Por fim, para se fazer denúncias pela Internet contra
pedofilia, o e-mail é ddh.cgcp@dpf.gov.br.
Notas
1. DADALTI, Adolpho. Atribuições da Delegacia de
Repressão aos Crimes de Informática, in Site da Polícia Civil do
Estado do Rio de Janeiro. http://policiacivil.rj.gov.br/artigos/ARTIGOS/drci.htm.
2. SIRINO, Sérgio Inácio. Adultério: consumação do
crime pela Internet. Possibilidade, in Revista Eletrônica Jus
Navigandi, n. 45. http://www1.jus.com.br/doutrina/texto.asp?id=1833.

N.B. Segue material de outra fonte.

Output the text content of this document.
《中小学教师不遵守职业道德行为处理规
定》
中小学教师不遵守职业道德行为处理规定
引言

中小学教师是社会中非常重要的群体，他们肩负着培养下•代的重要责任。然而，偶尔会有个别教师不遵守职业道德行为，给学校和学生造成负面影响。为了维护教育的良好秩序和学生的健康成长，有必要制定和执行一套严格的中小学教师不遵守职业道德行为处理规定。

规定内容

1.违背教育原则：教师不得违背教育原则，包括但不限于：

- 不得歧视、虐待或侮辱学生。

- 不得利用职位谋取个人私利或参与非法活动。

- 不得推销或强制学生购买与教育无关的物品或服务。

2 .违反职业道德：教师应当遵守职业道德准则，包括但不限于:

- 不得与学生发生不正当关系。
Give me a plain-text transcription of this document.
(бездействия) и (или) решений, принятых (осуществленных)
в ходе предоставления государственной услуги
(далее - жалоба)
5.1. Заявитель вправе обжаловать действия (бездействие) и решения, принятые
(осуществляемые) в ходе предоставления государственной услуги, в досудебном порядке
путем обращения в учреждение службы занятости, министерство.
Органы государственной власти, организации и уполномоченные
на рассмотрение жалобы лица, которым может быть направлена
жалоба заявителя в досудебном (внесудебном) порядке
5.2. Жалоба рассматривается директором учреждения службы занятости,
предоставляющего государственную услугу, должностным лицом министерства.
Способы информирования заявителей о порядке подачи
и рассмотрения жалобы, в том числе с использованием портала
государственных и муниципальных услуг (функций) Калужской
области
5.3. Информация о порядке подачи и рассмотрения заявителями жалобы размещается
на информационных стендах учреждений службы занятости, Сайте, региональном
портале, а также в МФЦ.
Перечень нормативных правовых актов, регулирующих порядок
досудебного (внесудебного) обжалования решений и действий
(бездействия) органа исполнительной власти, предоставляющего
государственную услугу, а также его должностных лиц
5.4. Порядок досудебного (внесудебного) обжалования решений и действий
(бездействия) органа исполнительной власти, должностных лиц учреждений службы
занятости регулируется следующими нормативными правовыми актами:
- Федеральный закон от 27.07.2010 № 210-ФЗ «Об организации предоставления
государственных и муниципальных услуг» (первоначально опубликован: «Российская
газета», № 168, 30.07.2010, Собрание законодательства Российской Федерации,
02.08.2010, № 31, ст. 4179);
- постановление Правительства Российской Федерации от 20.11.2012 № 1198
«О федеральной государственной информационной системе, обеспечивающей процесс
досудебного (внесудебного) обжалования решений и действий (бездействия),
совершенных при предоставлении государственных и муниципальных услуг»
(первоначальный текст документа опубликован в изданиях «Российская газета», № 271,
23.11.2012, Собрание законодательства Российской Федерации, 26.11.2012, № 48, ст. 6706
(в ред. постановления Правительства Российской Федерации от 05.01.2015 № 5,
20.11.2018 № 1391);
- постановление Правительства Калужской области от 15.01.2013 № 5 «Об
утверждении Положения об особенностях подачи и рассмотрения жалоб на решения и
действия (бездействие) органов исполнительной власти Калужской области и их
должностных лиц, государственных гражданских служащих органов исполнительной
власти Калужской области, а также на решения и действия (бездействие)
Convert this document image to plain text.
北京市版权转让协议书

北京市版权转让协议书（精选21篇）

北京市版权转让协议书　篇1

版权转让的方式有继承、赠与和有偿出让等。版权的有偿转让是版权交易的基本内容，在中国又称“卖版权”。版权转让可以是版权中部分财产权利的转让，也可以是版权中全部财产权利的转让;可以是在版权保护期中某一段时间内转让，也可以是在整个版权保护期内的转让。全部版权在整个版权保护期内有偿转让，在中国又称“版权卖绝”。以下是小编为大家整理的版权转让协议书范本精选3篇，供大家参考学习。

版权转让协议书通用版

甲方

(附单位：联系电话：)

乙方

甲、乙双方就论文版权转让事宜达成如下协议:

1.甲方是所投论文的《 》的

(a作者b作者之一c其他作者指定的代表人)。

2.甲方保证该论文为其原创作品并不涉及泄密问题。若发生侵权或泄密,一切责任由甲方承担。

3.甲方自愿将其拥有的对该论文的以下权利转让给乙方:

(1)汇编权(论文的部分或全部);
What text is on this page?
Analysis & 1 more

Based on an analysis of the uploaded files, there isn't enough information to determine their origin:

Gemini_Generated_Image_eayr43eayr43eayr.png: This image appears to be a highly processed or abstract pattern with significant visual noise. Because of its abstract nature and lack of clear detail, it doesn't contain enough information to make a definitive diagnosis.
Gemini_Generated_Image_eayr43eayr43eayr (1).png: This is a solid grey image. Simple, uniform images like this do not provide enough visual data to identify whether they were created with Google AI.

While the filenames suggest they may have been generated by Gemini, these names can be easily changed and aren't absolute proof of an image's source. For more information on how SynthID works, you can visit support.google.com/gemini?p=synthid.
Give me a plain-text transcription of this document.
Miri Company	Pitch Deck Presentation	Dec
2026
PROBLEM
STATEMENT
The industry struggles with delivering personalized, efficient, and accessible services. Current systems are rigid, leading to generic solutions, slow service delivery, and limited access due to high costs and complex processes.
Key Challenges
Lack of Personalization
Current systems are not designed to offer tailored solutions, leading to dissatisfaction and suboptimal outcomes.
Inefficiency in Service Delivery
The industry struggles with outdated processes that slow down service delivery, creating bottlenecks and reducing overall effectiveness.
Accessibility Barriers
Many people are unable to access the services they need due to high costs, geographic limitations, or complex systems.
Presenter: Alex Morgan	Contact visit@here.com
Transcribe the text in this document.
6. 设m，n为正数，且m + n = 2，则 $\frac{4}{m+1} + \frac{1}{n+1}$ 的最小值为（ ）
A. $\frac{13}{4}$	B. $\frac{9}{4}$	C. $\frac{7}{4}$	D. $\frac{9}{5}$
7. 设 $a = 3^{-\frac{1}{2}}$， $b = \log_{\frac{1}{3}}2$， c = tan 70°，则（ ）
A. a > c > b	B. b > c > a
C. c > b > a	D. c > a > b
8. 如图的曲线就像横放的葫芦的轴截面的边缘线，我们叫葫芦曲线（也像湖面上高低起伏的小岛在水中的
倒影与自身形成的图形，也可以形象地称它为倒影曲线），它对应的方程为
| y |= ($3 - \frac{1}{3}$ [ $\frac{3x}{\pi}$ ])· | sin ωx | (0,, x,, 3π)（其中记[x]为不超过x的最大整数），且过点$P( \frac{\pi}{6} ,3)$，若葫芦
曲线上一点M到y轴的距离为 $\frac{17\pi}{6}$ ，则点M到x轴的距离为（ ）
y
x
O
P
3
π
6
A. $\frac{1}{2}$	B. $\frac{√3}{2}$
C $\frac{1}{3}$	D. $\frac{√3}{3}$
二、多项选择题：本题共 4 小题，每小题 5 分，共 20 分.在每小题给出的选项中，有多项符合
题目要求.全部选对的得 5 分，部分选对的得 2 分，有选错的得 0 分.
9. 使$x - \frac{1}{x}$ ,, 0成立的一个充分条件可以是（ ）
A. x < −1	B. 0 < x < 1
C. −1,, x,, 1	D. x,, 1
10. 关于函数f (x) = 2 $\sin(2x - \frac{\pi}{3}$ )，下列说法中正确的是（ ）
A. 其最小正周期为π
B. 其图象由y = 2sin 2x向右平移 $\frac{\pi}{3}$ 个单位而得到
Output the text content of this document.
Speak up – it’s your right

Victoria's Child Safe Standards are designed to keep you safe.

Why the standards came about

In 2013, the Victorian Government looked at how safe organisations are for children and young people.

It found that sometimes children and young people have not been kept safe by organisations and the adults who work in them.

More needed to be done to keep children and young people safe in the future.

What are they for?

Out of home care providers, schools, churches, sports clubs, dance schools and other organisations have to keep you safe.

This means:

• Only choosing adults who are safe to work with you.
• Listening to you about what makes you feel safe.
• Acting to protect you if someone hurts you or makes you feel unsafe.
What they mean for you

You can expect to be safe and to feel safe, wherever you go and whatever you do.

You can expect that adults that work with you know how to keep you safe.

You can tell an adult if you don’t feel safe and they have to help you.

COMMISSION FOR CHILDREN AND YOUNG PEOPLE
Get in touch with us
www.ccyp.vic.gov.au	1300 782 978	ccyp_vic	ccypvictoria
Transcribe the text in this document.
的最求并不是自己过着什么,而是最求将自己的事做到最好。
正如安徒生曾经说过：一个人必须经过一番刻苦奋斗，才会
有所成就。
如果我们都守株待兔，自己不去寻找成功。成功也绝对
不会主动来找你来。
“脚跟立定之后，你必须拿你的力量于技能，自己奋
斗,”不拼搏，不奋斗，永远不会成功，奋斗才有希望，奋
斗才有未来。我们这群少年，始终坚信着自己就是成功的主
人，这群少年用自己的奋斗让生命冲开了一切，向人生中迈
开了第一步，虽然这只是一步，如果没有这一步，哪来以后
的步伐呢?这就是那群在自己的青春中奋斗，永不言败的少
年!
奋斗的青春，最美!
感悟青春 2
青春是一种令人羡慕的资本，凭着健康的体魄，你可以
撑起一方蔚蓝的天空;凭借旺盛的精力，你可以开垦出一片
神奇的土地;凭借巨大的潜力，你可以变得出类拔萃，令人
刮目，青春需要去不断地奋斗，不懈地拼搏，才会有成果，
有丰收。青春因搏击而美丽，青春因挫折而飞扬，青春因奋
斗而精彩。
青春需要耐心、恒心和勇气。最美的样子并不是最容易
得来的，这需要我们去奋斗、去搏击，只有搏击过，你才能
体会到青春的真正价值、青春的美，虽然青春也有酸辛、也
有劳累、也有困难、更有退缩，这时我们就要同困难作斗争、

3. MIRABETE, Julio Fabbrini. Manual de Direito Penal.
São Paulo: Atlas, 2001. v. 3. p. 53.
4. DAOUN, Alexandre Jean. Os novos crimes de informática,
in Revista Eletrônica Jus Navigandi, n. 37. http://www1.jus.com.br/doutrina/texto.asp?id=1827.
5. COSTA ALMEIDA, André Augusto Lins da. A Internet e o
Direito, in Revista Consulex, Ano II, n. 24, Dezembro/1998, p52-53.
6. Alguns projetos de lei procuram tipificar a conduta de
acesso indevido a computador, como é o caso do PL nº 84/99, de propositura do
Dep. Federal Luiz Piauhylino.
7. Neste sentido, Amaro Moraes e Silva Neto. ¡Hackear um
site é legal!, in Revista Eletrônica Consultor Jurídico http://cf6.uol.com.br/consultor/view.cfm?id=9963&ad=c.
8. Os comentários sobre Projeto de Lei nº 84/99 foram
tecidos em artigo próprio, desenvolvido em co-autoria com o jurisconsulto
Felipe Costa Fontes, eminente membro de Martorelli Advogados.